II. Now, the difference between these two orders of build-ing is not merely that which there is in nature between things beautiful and sublime. It is, also, the difference between what is derivative and original in man's work; for whatever is in architecture fair or beautiful, is imitated from natural forms; and what is not so derived, but depends for its dignity upon arrangement and government received from human mind, becomes the expression of the power of that mind, and receives a sublimity high in proportion to the power expressed. All building, therefore, shows man either as gathering or governing: and the secrets of his success are his knowing what to gather, and how to rule. These are the two great intellectual Lamps of Architecture; the one consisting in a just and humble veneration for the works of God upon the earth, and the other in an understanding of the dominion over those works which has been vested in man.

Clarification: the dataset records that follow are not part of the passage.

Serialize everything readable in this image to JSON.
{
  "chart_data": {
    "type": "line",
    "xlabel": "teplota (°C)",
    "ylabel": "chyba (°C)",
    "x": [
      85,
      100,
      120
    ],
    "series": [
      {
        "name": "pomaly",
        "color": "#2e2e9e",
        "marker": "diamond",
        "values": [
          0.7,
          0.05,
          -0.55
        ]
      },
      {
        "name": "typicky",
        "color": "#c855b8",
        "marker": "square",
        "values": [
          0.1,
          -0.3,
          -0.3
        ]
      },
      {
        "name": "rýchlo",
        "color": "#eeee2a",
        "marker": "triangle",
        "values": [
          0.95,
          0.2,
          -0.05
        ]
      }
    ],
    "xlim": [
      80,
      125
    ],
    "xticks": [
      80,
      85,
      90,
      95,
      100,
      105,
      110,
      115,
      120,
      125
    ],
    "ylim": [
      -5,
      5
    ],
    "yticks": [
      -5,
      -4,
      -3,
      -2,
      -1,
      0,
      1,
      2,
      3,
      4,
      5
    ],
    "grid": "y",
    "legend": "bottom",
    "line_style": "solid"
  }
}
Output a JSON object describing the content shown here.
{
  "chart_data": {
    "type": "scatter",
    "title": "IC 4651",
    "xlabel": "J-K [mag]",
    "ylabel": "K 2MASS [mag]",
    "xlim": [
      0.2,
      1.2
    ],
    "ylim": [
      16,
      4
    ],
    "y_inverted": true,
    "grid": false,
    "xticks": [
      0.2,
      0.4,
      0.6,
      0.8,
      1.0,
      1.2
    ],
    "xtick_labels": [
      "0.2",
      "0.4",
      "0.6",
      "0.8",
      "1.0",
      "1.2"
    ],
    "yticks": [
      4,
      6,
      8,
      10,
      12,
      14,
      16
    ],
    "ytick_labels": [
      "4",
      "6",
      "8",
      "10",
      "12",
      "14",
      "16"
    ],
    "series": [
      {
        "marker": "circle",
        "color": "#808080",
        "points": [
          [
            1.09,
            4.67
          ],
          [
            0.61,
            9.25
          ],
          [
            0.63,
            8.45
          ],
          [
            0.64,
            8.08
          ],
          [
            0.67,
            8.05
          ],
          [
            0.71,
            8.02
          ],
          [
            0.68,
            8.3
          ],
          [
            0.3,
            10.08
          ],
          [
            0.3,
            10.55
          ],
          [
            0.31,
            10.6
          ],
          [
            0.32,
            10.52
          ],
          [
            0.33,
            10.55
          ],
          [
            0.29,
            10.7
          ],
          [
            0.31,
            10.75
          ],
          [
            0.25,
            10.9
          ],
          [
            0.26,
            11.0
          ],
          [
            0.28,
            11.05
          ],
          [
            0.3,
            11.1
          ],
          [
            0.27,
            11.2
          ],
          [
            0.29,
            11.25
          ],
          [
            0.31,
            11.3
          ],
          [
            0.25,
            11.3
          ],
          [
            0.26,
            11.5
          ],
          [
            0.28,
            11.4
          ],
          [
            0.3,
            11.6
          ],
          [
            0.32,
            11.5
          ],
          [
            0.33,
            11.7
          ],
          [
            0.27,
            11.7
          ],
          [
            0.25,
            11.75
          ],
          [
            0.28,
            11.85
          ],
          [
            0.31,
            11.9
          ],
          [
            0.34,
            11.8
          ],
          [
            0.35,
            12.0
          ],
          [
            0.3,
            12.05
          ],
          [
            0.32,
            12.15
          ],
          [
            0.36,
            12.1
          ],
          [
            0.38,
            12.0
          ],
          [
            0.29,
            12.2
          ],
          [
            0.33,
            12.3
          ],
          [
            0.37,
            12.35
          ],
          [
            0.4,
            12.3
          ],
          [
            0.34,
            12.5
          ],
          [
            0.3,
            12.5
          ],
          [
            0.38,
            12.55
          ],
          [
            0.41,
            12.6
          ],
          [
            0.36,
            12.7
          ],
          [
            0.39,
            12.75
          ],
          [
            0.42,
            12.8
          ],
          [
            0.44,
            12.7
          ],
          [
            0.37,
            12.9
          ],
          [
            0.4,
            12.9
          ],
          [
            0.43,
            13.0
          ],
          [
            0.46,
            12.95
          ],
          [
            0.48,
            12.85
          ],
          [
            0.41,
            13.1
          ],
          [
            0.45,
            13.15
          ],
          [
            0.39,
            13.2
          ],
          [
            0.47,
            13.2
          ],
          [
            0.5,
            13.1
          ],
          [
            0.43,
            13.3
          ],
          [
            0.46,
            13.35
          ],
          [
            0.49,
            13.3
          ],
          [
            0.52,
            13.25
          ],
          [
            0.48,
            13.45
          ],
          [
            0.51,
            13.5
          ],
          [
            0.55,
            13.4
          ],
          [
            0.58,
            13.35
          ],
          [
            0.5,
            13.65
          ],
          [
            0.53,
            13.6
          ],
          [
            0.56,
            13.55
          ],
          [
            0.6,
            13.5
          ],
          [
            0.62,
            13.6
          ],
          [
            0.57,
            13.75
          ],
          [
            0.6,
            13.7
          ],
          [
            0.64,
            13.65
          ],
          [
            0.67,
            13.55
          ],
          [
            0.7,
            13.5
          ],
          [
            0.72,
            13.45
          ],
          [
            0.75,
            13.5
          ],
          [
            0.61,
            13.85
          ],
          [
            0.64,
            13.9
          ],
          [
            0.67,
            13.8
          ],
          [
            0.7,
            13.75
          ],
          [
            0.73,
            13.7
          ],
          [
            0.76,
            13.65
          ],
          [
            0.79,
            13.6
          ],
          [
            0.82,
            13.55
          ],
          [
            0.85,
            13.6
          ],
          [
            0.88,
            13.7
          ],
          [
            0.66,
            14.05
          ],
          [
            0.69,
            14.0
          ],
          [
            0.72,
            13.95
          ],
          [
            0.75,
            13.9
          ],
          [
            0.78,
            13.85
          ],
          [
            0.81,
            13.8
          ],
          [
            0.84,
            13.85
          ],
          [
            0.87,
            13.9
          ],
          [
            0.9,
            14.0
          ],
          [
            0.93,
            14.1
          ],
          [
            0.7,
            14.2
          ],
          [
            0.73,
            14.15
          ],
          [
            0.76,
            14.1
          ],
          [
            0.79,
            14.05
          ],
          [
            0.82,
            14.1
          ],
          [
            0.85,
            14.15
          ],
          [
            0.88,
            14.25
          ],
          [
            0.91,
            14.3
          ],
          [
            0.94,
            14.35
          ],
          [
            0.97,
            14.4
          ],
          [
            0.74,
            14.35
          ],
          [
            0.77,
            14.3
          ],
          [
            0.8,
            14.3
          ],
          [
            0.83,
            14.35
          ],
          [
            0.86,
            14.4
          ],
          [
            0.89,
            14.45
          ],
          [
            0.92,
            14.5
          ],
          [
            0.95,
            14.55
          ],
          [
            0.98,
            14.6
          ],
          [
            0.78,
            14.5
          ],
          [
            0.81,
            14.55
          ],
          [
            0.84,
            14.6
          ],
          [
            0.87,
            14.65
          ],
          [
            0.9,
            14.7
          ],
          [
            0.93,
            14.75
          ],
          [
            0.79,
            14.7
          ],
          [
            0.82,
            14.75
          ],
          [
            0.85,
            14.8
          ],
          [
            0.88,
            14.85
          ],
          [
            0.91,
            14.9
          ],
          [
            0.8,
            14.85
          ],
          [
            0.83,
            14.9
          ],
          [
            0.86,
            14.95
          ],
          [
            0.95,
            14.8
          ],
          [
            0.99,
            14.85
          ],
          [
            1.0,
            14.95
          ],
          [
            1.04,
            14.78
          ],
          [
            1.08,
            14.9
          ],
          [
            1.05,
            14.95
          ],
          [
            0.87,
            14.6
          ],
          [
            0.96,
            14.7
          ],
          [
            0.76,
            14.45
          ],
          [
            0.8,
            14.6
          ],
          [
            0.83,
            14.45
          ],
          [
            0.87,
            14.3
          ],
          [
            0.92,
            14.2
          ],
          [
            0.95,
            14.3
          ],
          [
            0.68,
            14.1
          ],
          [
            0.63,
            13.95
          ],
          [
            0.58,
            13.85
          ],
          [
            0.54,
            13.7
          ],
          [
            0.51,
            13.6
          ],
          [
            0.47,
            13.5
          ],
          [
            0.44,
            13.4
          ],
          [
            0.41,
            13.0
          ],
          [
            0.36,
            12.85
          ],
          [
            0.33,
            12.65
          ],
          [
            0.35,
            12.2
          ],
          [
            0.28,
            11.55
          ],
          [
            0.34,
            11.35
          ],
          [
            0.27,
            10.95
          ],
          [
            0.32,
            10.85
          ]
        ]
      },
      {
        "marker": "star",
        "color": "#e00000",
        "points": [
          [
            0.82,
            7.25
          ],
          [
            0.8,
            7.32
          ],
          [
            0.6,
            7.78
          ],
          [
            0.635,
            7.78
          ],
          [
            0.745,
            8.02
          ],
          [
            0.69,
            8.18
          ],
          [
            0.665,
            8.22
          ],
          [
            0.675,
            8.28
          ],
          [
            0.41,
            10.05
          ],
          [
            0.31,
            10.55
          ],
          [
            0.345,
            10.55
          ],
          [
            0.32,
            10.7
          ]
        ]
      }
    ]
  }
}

III. Besides this expression of living authority and power, there is, however, a sympathy in the forms of noble building, with what is most sublime in natural things; and it is the governing Power directed by this sympathy, whose operation I shall at present endeavor to trace, abandoning all inquiry into the more abstract fields of invention: for this latter faculty, and the questions of proportion and arrangement connected with its discussion, can only be rightly examined in a general view of all arts; but its sympathy, in architecture, with the vast controlling powers of Nature herself, is special, and may shortly be considered; and that with the more advantage, that it has, of late, been little felt or regarded by architects. I have seen, in recent efforts, much contest between two schools, one affecting originality, and the other legality—many attempts at beauty of design—many ingenious adaptations of construction; but I have never seen any aim at the expression of abstract power; never any appearance of a consciousness that, in this primal art of man, there is room for the marking of his relations with the mightiest, as well as the fairest, works of God; and that those works themselves have been permitted, by their Master and his, to receive an added glory from their association with earnest efforts of human thought. In the edifices of Man there should be found reverent worship and following, not only of the spirit which rounds the pillars of the forest, and arches the vault of the avenue—which gives veining to the leaf, and polish to the shell, and grace to every pulse that agitates animal organization,—but of that also which reproves the pillars of the earth, and builds up her barren precipices into the coldness of the clouds, and lifts her shadowy cones of mountain purple into the pale arch of the sky; for these, and other glories more than these, refuse not to connect themselves, in his thoughts, with the work of his own hand; the grey cliff loses not its nobleness when it reminds us of some Cyclopean waste of mural stone; the pinnacles of the rocky promontory arrange themselves, undegraded, into fantastic semblances of fortress towers; and even the awful cone of the far-off mountain has a melancholy mixed with that of its own solitude, which is cast from the images of nameless tumuli on white sea-shores, and of the heaps of reedy clay, into which chambered cities melt in their mortality.